Jacques Lusseyran (September 19, 1924, to July 27, 1971) was a blind author, professor, and French Resistance leader. Born in Paris, he was blinded in a school accident at the age of eight. At age seventeen, less than a year after the German invasion of France, Lusseyran formed a Resistance group called the Volunteers of Liberty with fifty-two other boys. Because of his ability to read people as a blind person, he was put in charge of recruitment, and the group grew to over six hundred young men. The group later merged with another Resistance group called Défense de la France, which published an underground newspaper that eventually achieved a circulation of 250,000. After the war, it became one of France ’s most respected daily newspapers, France Soir.
In July 1943, Lusseyran was arrested, along with twenty-five other leaders of Défense de la France, and spent nearly fifteen months in the Nazis’ Buchenwald concentration camp. When the U.S. Third Army arrived at Buchenwald in April 1945, Lusseyran was one of roughly thirty survivors of a transport of two thousand French citizens.

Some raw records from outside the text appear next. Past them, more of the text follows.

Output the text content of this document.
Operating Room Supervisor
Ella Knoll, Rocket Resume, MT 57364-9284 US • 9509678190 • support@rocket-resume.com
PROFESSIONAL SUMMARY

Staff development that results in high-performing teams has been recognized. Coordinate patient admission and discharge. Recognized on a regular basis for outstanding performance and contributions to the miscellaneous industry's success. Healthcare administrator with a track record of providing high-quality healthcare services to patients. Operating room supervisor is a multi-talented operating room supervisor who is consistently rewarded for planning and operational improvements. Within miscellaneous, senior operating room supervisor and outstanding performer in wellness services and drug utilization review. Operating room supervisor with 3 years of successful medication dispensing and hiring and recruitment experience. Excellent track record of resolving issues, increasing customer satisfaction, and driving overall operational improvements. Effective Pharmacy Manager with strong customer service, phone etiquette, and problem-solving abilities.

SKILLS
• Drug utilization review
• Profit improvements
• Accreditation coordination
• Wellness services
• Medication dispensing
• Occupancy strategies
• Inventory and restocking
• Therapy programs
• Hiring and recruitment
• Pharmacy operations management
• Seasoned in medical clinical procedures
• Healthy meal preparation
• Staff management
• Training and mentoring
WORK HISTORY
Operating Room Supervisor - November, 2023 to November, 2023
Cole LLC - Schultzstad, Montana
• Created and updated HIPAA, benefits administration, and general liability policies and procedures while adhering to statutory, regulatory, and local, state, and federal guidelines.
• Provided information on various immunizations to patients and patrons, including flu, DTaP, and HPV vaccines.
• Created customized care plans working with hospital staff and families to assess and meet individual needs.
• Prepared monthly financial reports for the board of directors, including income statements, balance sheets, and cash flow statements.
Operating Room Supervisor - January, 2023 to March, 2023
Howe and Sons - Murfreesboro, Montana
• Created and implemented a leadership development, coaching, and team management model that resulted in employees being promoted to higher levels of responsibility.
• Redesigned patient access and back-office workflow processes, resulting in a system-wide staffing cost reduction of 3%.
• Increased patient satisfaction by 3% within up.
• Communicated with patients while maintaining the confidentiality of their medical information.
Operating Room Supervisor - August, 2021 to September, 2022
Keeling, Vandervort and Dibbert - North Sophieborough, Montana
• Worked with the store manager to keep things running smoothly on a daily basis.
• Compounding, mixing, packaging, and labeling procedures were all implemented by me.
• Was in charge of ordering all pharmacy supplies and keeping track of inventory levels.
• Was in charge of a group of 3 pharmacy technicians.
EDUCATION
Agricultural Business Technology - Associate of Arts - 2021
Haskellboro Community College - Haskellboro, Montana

After the war, despite his service as part of the underground and his brilliant schoolwork, Lusseyran was denied admission to the École Normale Supérieure, an elite university for training French academics, because of a decree passed by the Vichy government barring “invalids” from public employment. Although for years he was prevented from becoming a professor, he repeatedly presented his case and was eventually able to teach in France. Later he moved to the United States, where he first lectured at Hollins College and then became a professor at Case Western Reserve University in Cleveland. He was a professor at the University of Hawaii in 1971 when, at age forty-seven, he was killed in a car accident with his wife, Marie, not far from Juvardeil in France, where he had been happy as a boy.